Если он хотел съесть маринованную сельдь, ему подавали картофель в кожуре с яблочным пюре.
И ведь никто не отказывался взять это и заплатить, потому что все знали, что потом наступит конфуз.
Важных гостей не подвергали таким обычно опасным шуткам. Их заставляли ждать.
«Оно еще должно дозреть», — говаривал лжец.
И все дожидались, ждали все, кем бы ни были и чего бы ни желали, неважно, образованные или нет, состоятельные или простые.
Часто были остроумные шутки, но всегда с оттенком пошлости, приземленности.

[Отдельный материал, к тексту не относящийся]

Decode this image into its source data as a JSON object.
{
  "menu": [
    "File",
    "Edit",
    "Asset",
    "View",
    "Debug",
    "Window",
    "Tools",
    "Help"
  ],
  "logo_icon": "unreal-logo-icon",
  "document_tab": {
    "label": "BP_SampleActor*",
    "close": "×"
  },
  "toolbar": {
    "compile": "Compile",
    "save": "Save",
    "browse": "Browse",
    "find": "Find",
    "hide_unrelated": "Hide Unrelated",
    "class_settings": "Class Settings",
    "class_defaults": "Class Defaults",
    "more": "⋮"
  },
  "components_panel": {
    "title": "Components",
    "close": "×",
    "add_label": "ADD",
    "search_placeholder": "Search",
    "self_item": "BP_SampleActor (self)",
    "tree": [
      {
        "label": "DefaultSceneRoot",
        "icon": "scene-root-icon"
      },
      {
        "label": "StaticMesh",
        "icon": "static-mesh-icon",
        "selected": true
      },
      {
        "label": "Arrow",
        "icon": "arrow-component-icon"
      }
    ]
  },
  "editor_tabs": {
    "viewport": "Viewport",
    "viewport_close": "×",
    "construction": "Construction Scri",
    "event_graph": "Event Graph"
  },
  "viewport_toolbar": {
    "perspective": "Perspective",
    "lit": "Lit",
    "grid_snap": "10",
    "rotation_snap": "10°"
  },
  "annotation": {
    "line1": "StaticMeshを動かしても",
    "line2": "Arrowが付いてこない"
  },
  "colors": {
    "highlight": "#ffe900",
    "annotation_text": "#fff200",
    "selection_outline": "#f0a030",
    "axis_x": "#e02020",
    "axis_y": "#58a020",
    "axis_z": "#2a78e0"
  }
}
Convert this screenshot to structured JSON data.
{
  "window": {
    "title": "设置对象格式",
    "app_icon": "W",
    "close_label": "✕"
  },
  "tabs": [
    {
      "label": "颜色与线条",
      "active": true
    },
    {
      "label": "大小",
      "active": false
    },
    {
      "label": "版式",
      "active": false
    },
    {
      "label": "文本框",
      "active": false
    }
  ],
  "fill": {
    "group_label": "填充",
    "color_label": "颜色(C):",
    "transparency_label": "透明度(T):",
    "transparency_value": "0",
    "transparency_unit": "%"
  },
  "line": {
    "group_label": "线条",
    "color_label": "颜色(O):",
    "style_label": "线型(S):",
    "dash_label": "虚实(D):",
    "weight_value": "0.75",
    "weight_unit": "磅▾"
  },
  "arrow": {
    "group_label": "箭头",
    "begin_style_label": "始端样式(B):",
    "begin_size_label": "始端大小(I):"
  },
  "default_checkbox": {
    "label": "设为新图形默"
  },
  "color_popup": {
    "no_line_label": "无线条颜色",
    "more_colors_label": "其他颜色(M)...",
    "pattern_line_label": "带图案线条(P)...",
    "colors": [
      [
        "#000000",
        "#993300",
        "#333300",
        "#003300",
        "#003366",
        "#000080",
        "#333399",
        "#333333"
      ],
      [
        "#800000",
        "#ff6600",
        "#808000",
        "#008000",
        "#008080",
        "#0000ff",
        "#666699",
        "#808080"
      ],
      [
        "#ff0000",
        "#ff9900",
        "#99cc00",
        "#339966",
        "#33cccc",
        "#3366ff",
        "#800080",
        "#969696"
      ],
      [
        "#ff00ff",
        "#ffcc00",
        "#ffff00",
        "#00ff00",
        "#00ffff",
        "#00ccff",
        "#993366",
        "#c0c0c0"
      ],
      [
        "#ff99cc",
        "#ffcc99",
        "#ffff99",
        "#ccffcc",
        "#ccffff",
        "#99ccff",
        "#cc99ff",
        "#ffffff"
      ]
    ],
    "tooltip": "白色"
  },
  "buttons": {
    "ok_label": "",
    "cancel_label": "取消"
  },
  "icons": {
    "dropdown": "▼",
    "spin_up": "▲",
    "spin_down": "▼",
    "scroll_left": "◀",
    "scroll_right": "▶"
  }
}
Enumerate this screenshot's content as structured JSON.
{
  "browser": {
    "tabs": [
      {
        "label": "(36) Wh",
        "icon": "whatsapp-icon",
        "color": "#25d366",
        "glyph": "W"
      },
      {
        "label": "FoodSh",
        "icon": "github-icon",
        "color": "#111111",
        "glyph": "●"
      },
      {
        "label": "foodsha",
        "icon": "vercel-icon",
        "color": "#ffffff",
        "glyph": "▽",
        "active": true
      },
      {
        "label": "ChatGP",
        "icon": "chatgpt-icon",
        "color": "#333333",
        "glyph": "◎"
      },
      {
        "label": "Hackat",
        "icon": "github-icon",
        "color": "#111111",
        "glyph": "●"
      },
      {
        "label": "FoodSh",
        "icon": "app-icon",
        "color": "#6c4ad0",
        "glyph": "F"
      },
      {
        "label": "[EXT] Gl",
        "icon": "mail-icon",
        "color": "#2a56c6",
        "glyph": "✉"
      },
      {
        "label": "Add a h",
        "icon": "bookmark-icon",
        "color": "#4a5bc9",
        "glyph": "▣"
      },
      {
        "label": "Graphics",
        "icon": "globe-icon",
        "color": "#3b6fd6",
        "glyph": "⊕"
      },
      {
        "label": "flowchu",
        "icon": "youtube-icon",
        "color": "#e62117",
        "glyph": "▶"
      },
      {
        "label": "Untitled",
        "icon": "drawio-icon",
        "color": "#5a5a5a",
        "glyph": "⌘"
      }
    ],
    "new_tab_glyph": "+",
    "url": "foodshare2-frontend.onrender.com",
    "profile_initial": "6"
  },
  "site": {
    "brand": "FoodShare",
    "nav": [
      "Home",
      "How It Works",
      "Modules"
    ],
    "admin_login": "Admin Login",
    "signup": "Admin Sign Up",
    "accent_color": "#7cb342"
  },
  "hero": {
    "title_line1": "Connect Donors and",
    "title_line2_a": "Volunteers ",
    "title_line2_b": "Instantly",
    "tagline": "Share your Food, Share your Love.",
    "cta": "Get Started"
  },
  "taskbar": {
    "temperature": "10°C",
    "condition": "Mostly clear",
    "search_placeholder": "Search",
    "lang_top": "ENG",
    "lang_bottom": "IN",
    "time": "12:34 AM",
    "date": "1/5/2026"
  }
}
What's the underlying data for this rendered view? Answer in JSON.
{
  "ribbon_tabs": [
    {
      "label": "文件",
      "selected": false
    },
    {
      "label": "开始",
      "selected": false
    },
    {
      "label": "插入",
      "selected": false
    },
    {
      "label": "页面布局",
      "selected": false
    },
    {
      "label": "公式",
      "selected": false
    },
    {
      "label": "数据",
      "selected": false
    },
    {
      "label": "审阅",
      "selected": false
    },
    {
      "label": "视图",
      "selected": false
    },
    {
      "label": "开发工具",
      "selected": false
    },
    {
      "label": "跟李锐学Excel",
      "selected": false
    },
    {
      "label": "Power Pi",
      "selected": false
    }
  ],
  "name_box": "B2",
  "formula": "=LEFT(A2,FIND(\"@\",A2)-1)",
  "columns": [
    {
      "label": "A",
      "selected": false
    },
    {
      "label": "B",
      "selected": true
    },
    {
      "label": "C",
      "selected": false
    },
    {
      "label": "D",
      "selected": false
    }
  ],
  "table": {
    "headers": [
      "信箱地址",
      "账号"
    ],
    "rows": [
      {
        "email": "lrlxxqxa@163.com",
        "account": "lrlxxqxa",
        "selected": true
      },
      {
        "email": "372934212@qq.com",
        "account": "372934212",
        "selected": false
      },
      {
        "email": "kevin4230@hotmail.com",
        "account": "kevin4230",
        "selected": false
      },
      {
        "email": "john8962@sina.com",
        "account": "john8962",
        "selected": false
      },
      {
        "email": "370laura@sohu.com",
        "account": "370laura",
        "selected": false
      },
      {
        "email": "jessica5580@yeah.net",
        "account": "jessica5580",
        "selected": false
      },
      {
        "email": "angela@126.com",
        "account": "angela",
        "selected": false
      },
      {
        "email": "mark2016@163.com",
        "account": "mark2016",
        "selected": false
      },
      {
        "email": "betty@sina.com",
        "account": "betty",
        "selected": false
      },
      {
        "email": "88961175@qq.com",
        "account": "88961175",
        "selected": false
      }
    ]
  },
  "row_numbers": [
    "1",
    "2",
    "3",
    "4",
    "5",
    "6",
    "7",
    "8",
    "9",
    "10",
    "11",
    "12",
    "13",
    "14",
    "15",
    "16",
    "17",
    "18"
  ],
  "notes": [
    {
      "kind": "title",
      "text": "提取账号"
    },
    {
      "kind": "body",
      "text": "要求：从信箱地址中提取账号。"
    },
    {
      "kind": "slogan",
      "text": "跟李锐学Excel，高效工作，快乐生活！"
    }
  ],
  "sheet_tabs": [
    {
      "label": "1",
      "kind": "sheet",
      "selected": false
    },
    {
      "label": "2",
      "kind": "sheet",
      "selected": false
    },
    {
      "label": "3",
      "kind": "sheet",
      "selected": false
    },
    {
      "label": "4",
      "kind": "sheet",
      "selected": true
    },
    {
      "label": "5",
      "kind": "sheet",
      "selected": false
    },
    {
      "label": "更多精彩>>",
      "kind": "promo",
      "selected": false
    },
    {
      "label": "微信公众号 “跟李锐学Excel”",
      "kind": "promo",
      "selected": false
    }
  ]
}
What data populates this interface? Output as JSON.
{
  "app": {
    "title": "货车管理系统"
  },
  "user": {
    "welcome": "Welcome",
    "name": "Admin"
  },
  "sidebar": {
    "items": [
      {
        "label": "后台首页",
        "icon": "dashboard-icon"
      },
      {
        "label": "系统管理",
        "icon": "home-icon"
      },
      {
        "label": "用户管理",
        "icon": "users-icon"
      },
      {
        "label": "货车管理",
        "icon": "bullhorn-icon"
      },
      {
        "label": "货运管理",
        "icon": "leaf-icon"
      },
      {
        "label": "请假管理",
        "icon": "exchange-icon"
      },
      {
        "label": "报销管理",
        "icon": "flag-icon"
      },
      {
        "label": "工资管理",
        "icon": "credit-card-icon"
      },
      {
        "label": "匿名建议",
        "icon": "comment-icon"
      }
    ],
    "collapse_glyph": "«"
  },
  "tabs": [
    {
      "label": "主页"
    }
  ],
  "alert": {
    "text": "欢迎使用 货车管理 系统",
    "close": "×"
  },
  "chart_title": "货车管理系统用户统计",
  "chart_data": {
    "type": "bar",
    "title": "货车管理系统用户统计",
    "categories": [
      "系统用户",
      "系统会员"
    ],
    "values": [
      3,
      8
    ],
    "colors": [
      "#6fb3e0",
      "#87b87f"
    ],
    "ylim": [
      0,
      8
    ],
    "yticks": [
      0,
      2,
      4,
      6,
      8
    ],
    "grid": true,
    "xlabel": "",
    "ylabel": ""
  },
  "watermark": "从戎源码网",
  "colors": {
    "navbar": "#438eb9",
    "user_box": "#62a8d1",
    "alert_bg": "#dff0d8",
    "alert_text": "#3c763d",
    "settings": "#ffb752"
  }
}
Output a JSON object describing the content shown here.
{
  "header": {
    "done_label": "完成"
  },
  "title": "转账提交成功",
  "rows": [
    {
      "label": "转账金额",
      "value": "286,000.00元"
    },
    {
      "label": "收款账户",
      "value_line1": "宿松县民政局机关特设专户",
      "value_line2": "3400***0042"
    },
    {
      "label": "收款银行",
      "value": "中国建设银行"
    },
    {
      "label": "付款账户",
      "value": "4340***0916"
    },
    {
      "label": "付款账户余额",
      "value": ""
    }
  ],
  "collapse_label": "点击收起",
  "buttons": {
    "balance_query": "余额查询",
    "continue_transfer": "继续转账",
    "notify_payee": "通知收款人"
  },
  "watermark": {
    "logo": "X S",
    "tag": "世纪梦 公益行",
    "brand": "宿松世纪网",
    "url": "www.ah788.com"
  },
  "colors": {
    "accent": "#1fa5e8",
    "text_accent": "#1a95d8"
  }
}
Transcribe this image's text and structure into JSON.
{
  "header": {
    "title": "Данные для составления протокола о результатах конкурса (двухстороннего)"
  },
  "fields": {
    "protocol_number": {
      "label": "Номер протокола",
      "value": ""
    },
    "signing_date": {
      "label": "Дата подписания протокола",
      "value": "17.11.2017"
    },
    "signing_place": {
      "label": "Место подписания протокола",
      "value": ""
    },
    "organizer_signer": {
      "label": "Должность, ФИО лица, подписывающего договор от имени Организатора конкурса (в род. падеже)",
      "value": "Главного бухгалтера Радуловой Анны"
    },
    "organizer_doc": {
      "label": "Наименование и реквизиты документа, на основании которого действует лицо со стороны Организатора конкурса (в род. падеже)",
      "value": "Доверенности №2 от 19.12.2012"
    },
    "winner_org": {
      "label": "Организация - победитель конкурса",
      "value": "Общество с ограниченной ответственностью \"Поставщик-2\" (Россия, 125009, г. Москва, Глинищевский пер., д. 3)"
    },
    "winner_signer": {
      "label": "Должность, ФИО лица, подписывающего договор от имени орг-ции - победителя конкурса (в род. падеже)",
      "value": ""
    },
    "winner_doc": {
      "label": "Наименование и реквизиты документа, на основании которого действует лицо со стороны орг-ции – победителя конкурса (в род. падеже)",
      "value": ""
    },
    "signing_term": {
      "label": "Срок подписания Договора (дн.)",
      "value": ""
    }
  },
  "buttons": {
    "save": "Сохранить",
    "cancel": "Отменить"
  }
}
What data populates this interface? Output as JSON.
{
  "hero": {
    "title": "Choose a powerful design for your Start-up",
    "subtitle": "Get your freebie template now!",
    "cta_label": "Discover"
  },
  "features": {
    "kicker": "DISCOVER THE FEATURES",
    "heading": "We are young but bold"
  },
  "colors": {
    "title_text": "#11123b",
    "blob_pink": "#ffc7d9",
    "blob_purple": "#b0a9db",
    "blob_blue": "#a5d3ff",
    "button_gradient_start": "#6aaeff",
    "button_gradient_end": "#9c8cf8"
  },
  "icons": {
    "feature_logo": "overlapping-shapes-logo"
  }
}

Одному гостю, который хотел побриться, сказали, что парикмахера нет на его рабочем месте, ведь он сидит рядом с ним. Но это был не парикмахер, а мастер-пекарь. Он намылил человека анилиновой водой и побрил его безо всякого возражения со стороны присутствующих. Побритый заплатил, а затем счастливо ушел, совершенно посинев. В течение нескольких недель его нельзя было рассматривать иначе, чем как наказание за утверждение в кузнице лжи, что он умнее всех и что никто не может его обмануть.
Другому гостю сказали, что сегодня утром его брат попал в аварию на ярмарке. Он подошел слишком близко к гигантскому органу и попал правой ногой в зубчатую передачу; в результате ему пришлось удалить ногу ниже колена. Мужчина вскочил, испугался и убежал, но очень скоро вернулся, смеясь, вместе со своим совершенно здоровым братом.
Господа из начальства тоже были очень рады время от времени пойти в кузницу лжи, но только когда они знали, что будут там одни и незамеченными. Они так шутили, развлекаясь, и часто только благодаря влиянию сеньора, ответственного за последствия разводок, часто слишком дерзких, обходилось без неприятных последствий.
Ибо, как и все, что исходит снизу, вещи постепенно деградировали. Шутки стали заурядными, они потеряли свое очарование. Они изжили себя. И каждый, кто приходил в кузницу лжи, считал, что ему разрешено лгать и вводить в заблуждение.
Призрак погас. То, что раньше было настоящим юмором, настоящим озорством, настоящими шутками и остротами, теперь превратилось в чушь, двусмысленность, обман, фальсификацию, неосторожные сплетни и ложь.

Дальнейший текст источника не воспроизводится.